Cylon’s attempt had two consequences for Athenian history. The first is certain but fortuitous: Cylon’s followers were put to death in a treacherous and sacrilegious way, which was held to have incriminated his killers, notably Megacles, a member of the Alcmaeonid genos. Pollution attracted in this way is a slippery conception; it could wake or sleep, as Aeschylus put it. That particular pollution adhered even to persons who were not on their father’s side members of the Alcmaeonid genos, such as the great 5th-century leader Pericles, and was usually “woken up” for deliberate and political ends.
The other consequence may not be a consequence at all but a coincidence in time. It was not many years after the Cylon affair that the Athenian lawgiver Draco gave the city its first comprehensive law code (perhaps 621). Because of the code’s extreme harshness, Draco’s name has become a synonym for legal savagery. But the code (the purely political features of which are irrecoverably lost to the present short of some lucky inscriptional find) was surely intended to define and so ameliorate conditions; the Athenian equivalents of the “bribe-eating basileis” of the Boeotian Hesiod’s poem could still dispense a rough, but no longer arbitrary, justice. Further than that it is not safe to go; Draco’s code, like that of the statesman and poet Solon (c. 630–560), was destroyed by antidemocrats in the late 5th century. A detailed constitution foisted on Draco has survived in the treatise called the Constitution of Athens, attributed to Aristotle and found on papyrus in 1890. That document says much about the psychology of 411 bce and little about the situation in 621. Solon
Whatever the connection between Cylon and Draco—and one must beware the trap of bringing all the meagre facts about the Archaic period into relation with each other—firmer grounds for postulating economic and social unrest in late 7th-century Attica are to be found in the poetry of Solon. Solon is the first European politician who speaks to the 21st century in a personal voice (Tyrtaeus reflects an ethos and an age). Like the other Archaic poets mentioned, Solon wrote for symposia, and his more frivolous poetry should not be lost sight of in preoccupation with what he wrote in self-justification. He was a man who enjoyed life and wanted to preserve rather than destroy.

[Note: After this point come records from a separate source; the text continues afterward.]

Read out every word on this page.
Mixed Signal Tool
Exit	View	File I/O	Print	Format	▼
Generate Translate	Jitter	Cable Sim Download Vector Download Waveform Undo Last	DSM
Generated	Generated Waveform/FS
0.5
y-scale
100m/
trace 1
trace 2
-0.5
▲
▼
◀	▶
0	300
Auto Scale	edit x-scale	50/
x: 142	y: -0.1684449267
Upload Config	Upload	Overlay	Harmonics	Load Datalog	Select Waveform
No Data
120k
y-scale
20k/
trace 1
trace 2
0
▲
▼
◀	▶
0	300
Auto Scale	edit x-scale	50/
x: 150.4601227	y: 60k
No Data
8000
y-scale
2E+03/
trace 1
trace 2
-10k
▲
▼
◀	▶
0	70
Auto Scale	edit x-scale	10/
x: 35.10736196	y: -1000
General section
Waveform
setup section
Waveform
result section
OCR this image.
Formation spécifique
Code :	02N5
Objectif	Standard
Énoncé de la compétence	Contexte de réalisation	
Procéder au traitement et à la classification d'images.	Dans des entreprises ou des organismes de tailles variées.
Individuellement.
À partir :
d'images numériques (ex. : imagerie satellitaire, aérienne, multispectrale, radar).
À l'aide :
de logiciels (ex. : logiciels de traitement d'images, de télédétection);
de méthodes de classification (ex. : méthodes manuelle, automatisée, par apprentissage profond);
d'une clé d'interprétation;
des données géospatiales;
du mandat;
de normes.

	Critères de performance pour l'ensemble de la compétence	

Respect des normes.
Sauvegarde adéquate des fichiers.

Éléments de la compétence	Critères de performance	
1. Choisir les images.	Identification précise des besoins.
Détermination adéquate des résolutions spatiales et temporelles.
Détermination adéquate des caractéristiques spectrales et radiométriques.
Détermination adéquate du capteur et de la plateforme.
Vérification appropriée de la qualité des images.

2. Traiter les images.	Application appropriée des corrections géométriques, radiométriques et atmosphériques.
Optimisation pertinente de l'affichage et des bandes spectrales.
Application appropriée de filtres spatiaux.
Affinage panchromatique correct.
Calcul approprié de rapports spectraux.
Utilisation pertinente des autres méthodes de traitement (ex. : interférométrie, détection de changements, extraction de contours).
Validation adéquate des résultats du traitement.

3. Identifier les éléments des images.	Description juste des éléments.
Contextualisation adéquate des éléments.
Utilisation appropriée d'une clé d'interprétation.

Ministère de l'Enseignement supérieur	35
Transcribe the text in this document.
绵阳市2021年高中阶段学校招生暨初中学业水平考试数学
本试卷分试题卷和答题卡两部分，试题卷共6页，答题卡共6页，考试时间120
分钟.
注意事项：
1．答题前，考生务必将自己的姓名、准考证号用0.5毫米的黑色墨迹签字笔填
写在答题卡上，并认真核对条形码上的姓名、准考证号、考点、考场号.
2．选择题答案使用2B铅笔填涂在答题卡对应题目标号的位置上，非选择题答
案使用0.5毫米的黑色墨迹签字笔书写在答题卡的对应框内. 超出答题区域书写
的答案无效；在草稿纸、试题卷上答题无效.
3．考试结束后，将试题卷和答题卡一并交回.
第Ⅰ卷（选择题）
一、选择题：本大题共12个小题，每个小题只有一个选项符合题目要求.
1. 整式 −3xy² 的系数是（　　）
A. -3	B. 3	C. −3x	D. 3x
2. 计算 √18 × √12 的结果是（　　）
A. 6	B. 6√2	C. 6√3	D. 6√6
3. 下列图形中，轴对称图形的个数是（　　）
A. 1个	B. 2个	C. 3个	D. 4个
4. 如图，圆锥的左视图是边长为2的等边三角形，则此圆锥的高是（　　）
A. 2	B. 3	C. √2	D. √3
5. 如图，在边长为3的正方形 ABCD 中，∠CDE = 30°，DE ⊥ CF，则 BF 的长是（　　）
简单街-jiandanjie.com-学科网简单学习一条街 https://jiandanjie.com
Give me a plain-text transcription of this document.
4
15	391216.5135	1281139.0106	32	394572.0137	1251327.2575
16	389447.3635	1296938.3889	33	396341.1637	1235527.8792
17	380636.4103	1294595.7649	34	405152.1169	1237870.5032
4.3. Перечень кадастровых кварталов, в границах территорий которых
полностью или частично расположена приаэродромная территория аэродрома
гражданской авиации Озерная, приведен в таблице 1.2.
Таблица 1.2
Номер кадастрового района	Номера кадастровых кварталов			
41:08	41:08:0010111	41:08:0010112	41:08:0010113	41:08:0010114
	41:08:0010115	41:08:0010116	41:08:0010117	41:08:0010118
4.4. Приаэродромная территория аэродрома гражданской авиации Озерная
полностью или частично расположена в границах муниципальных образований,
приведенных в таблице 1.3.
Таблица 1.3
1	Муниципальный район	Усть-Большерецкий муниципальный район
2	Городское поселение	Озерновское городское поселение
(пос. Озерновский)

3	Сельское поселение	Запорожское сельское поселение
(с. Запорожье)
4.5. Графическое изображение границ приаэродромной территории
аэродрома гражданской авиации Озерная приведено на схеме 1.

Solon.© Photos.com/Thinkstock
Solon’s laws, passed in 594, were an answer to a crisis that has to be reconstructed largely from his response to it. Most scholars believe that Solon’s laws continued to be available for consultation in the 5th and 4th centuries; that (as noted above) did not prevent distortion and manipulation. In any case, by the 4th century, the age of treatises like the Constitution of Athens and other works by local historians of Attica (“Atthidographers”), much about early Attica had been forgotten or was misunderstood. Above all, there was a crucial failure to understand the dependent status of those who worked on the land of Attica before Solon abolished that status, which was conceived of as a kind of obligation or debt; this abolition, or “shaking off of burdens,” was the single most important thing Solon did. When one divides Solon’s work, as will be done here for convenience, into economic, political, and social components, one may fail to grasp the possibility that there was a unified vision organizing it all and that in this sense no one reform was paramount. Perhaps the poem of Solon’s that sums up best what he stood for is a relatively neglected and not easily elucidated one, but an important one nonetheless, in which he seems to claim that nobody else could have done what he did and still have “kept the cream on the milk.” That is to say, his was, in intention at least, a more just though still a stratified society that sought to retain the cooperation of its elite.